Indeed, the current leaders of America, France, Turkey, and the United Kingdom, should all be condemned and be held accountable for their destabilization policies in Syria. After all, it is no coincidence that over the last 18 months that sectarianism and terrorism is on the rise once more in Iraq. This is based on Gulf and Western powers supporting the Free Syrian Army (FSA) and various sectarian terrorist groups in Syria. In other words, the people of Iraq have been stabbed once by outside nations which unleashed forces that they couldn’t contain; and now, Iraq is being stabbed and bled to death once more in order to destabilize Syria and overthrow the government of Bashar al-Assad.

Saudi Arabia played a murky role in Iraq when allied troops were based in this nation because the most sizeable number of jihadists came from this nation after the overthrow of Saddam Hussein. At the same time, Gulf petrodollars and other sectarian forces supported al-Qaeda affiliates and other Sunni Islamist extremist groups. This reality meant that thousands of American and British troops – and other allies, were killed based on the murky role of Saudi Arabia irrespective if this was state sanctioned, based on Islamist Salafi clerics inciting sectarianism and jihad, the role of rogue Islamist charities in Saudi Arabia and other factors. Despite this, just like September 11 which was done by mainly Saudi nationals – and just like Saudi Arabia is allowed to ban all non-Muslim holy places and kill apostates to Christianity – then it appears that Riyadh is out of reach when it comes to Western elites.

Turning back to recent events in Iraq then another terrorist attack just killed at least 21 people and this number may rise once the full extent is known. People were murdered brutally by Islamist militants for merely going shopping in market areas. Yes, just like the al-Shabab (al-Shabaab) in Somalia, who slaughtered many in a shopping mall in Kenya in the past; then Islamist terrorists in Iraq also use the same modus operandi but the difference being they do this frequently in this country. More alarmingly, ISIS is now involved in many massacres but based on even more brutal barbarity based on killing in higher numbers while filming their brutal crimes in order to obtain more Gulf petrodollars.

Al-Monitor provides a quote from a young Iraqi poet named Ali Wajih that says everything about the modern day reality of Iraq. The poet states: “I’m no longer intimidated by death. Do not worry, I’m hallucinating. I talk about death, and laugh with my friends. Haven’t I told you that death has become trivial?”

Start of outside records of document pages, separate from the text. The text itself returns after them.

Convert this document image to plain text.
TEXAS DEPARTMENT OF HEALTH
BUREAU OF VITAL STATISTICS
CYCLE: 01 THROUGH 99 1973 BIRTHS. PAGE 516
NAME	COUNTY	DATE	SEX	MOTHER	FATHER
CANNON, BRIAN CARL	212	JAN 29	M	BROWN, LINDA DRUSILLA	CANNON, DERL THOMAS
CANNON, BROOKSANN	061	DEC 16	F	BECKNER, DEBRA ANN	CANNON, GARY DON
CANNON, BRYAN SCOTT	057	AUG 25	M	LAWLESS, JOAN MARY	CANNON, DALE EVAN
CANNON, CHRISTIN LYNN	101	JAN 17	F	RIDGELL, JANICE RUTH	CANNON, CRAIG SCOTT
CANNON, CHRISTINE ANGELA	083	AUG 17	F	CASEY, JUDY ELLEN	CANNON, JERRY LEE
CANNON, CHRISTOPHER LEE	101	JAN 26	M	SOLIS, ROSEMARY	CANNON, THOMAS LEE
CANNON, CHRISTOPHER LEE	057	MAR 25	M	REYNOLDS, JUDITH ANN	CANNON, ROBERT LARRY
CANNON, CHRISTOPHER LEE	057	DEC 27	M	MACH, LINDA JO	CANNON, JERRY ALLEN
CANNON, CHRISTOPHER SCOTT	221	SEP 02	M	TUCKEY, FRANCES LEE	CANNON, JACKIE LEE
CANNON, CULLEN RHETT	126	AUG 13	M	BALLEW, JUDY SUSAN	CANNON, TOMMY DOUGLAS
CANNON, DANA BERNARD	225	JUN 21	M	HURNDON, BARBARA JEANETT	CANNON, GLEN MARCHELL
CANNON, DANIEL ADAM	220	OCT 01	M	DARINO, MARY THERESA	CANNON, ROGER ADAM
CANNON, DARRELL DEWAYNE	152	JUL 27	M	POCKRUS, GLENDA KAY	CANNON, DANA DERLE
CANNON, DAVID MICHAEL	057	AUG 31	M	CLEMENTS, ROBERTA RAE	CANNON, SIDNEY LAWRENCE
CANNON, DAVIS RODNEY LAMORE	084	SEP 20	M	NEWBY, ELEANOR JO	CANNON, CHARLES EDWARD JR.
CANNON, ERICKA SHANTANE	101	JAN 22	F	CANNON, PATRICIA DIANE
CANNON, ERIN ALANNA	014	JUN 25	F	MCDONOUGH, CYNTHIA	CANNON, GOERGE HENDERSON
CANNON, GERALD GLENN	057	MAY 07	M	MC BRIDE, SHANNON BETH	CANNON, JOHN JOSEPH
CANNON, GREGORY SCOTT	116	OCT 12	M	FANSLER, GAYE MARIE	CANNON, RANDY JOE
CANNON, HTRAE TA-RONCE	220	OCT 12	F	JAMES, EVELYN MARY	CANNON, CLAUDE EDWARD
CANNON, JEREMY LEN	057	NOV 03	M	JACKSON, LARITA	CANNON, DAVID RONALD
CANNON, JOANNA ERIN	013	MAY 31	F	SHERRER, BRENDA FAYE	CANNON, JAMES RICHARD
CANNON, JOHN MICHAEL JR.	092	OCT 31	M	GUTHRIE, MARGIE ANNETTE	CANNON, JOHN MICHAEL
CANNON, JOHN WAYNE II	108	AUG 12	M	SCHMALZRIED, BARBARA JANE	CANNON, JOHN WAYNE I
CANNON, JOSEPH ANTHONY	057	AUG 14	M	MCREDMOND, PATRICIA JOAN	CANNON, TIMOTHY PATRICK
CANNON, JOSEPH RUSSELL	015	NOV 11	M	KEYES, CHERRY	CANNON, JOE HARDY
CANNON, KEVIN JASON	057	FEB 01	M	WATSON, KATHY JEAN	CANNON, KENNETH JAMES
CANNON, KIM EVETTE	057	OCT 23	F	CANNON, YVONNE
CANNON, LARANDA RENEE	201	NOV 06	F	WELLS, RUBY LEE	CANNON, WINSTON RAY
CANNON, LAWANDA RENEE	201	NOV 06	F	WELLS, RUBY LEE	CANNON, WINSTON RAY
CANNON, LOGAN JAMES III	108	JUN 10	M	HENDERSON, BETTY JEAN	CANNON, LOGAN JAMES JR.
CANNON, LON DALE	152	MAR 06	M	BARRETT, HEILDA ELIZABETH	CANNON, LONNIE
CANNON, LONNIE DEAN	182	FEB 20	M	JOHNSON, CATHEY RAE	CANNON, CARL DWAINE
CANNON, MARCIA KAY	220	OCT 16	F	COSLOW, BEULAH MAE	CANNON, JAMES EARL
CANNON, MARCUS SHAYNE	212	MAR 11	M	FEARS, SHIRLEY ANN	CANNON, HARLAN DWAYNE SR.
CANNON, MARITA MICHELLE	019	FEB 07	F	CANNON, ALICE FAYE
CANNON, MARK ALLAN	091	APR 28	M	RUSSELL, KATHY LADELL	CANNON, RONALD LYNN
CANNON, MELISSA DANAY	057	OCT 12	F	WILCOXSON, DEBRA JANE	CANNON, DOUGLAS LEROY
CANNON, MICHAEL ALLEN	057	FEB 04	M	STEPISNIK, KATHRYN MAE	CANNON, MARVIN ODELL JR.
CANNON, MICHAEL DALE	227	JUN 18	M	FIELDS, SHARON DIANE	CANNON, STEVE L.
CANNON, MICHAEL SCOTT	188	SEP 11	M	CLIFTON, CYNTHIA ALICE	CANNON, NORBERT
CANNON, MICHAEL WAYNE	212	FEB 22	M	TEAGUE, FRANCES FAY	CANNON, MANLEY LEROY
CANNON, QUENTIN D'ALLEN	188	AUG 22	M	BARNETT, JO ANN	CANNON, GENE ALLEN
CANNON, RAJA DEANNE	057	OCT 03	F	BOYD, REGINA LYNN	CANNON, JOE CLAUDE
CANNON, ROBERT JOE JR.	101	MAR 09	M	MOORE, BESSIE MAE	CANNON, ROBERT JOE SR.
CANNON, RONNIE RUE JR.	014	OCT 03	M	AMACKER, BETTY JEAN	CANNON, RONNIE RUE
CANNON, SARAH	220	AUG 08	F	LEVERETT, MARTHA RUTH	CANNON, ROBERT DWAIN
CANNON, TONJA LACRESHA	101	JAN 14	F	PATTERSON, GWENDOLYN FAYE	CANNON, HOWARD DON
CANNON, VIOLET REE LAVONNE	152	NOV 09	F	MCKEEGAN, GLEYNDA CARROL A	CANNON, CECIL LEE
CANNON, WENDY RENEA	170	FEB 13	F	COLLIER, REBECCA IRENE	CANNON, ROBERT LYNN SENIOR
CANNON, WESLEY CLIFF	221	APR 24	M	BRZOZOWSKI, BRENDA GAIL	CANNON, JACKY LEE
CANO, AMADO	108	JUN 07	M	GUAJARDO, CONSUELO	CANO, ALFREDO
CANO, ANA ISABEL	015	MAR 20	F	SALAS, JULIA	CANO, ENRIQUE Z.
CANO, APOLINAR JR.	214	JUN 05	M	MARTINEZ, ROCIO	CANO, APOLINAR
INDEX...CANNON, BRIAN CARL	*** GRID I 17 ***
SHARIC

Iraq continues to bleed and all minorities fear annihilation in Syria if al-Qaeda backed groups and the FSA emerges victorious in this nation. Around 50% of the Christian population fled Iraq because they were left to fend for themselves after the overthrow of Saddam Hussein and now vast numbers are fleeing ISIS in 2014. America and the United Kingdom at no point concerned themselves about the plight of Christians. The Kurds at least had a vast area to provide self-defensive mechanisms in Iraq. However, the Christians and other minorities like the Shabaks and Mandaeans had no militia to protect them. Therefore, vast numbers fled the carnage and chaos of Iraq and once more they are fleeing in modern times based on the evil deeds of ISIS.

Lee Jay Walker at Modern Tokyo Times comments that “In modern day Syria it is clear that once more Western nations aren’t concerned about the demise of Christianity in this part of the world. Likewise, Western nations don’t worry about destabilizing nations and causing untold misery; while abetting the sectarianism of Qatar, Saudi Arabia and Turkey. The latest slaughter by Islamist terrorists in Iraq is linked to the intrigues of Gulf nations and radical Salafists – which seek to tear the Middle East apart based on sectarianism. Similarly, the beheading barbarity of the FSA and al-Qaeda affiliates in Syria is based on the brutal policies of Gulf and Western powers. What Iraq and Syria needs, is for outside nations to stop meddling throughout the region, for Salafi clerics to stop inciting hatred and for Gulf petrodollars to be held accountable.”